We were also unable to assess combinations of phthalates or adjust for exposure to different types of phthalates in this analysis. Exposure to a particular phthalate is unlikely to occur in isolation. Different phthalates may bind and activate different sets of genes, leading to potentially opposing effects on the normal functioning endocrine system. Correlation between phthalates and complexity of their interaction make it difficult to assess potential combinations of phthalates and their impact on human health outcomes, including diabetes. Future studies may need to assess this association, as high levels of various combinations of phthalates may increase the risk of diabetes.
Finally, type of diabetes was assessed by self-report and did not distinguish between type 1 and T2DM. Although we cannot differentiate diabetes type, we believe most (90–95%) of the persons had T2DM (Harris 1995
). Also, self-reported diabetes may vary by education, age, and other factors.
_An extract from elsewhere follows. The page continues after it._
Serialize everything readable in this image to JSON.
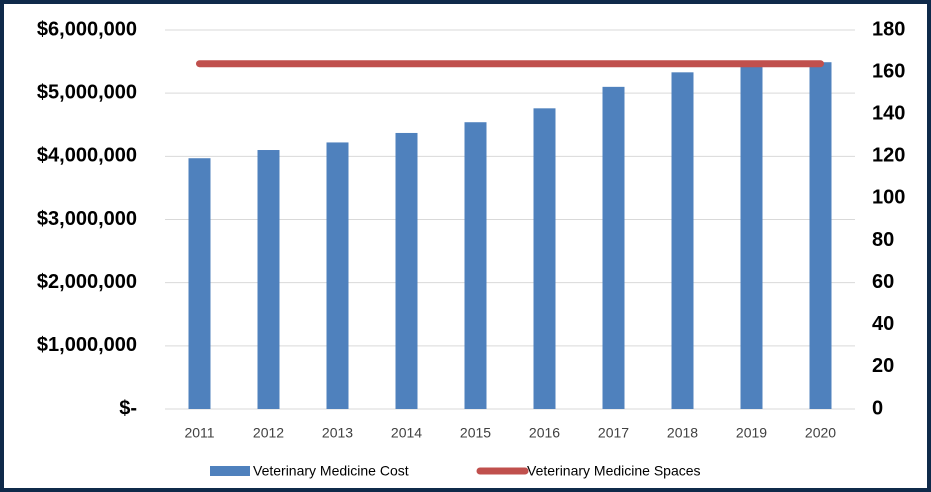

If more respondents of lower socioeconomic status inaccurately report not having diabetes, the resulting bias would be toward the null. Furthermore, a study using NHANES 2003–2006 reported that approximately 30% of diabetes cases were undiagnosed (Danaei et al. 2009
), which could result in an underestimate of the true association between phthalate exposure and diabetes.
Despite the limitations of this study, there are many strengths. First, we explored this research question in a large study population of women who participated in NHANES over an 8-year period evaluating five individual phthalate metabolites and ΣDEHP metabolites. Second, our study population consisted of a representative sample of U.S. women. Third, we were able to control for several potential confounders, including sociodemographic, dietary, and behavioral factors. Fourth, to expand upon our findings of phthalates and prevalent diabetes, we conducted a secondary analysis among women without diagnosed diabetes. This analysis allowed us to explore the association between phthalates and markers of diabetes risk (FBG, HOMA-IR, and A1c). To our knowledge, this is the first study to examine the association between phthalates and diabetes in a large sample of women living in the United States.
In conclusion, urinary levels of MnBP, MiBP, MBzP, MCPP, and ΣDEHP were associated with diabetes among women. For women without diagnosed diabetes, some phthalate metabolites were positively associated with FBG and HOMA-IR. These findings suggest the need to further explore the association between phthalates, insulin resistance, and diabetes. If future studies determine causal links between phthalates and diabetes, then reducing phthalate exposure could decrease the risk of diabetes among women.